Let $p(\lambda)$ be the characteristic polynomial of an $n\times n$ matrix $A$. We know that the roots of $p(\lambda)$ are the eigenvalues of $A$, hence the sum of the roots of the polynomial (taking into account multiplicity) equals $\mathrm{tr}(A)$ and the product of the roots equals $|A|\equiv\mathrm{det}(A)$.
Since $p(\lambda)=\prod_{i=1}^n(\lambda-\lambda_i)$, we have $p'(\lambda_1)=\prod_{i=2}^n(\lambda_1-\lambda_i)$ (arbitrary numbering of eigenvalues). Is there anyway that we can connect this value, i.e. the derivative of the characteristic polynomial at a root/eigenvalue, to other special quantities connected with $A$, like determinants and trace?
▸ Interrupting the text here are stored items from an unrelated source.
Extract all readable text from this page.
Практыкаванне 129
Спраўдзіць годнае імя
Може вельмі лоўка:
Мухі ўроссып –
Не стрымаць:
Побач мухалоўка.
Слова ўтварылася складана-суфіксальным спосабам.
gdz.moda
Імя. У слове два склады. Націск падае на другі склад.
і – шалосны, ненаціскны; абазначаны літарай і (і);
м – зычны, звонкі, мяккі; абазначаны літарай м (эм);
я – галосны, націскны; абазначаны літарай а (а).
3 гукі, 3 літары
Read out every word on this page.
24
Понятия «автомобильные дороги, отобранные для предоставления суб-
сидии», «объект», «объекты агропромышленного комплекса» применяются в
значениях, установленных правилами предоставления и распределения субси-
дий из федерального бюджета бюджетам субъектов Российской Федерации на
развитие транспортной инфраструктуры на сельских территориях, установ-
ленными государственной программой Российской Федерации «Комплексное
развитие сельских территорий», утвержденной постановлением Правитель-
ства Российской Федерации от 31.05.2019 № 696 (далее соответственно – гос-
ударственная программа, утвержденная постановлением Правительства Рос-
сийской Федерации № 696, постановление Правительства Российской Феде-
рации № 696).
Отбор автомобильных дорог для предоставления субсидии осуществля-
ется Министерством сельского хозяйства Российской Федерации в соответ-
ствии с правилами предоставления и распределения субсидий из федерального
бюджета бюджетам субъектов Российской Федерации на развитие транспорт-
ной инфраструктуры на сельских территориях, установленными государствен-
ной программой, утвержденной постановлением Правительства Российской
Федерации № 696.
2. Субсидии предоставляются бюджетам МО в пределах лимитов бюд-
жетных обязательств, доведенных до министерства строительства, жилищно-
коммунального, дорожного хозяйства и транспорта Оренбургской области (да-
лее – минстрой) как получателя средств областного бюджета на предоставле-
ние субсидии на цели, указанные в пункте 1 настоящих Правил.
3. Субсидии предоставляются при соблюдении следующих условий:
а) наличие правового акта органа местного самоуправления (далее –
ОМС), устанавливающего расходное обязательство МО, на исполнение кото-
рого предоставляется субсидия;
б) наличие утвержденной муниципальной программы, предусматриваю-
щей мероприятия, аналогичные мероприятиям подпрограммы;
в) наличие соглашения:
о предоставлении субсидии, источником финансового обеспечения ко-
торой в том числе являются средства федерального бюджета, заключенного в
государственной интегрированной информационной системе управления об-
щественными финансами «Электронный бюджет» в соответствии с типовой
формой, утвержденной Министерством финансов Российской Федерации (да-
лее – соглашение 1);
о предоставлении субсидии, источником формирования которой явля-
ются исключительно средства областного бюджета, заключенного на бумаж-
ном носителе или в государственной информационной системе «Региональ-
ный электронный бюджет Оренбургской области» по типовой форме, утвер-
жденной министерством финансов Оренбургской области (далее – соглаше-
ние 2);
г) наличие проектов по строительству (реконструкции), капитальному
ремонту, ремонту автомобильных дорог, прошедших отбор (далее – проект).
I am sorry if the question is a little vague.
Many thanks to all the responders in advance!
Best Answer
The linear algebraic origins of the question are something of a red herring: This may be taken as a question about the derivative of a complex polynomial $p$ at a root $a$. Write $$ p(x) = (x - a)^{k} q(x),\qquad q(a) \neq 0. $$ If $k > 1$, then $p'(a) = 0$, regardless of the other roots. If $k = 1$, i.e., $a$ is a simple root of $p$, then $$ p'(x) = (x - a) q'(x) + q(x); $$ if $p$ factors completely, with roots $a_{i}$, then $p'(a) = q(a) = \prod_{i} (a - a_{i})$, as you say. This can be expanded as a polynomial in $a$ whose coefficients are the elementary symmetric polynomials in the $a_{i}$.
That said, the value $q(a) = \prod_{i} (a - a_{i})$ does have a linear-algebraic interpretation: If $T:V \to V$ has characteristic polynomial $p$, if $a$ is an eigenvalue, and if $E_{a}$ is a one-dimensional space of $a$-eigenvectors, the operator $aI - T$ induces an operator on the quotient space $V/E_{a}$ whose eigenvalues are the $a - a_{i}$, and whose determinant is therefore $q(a)$.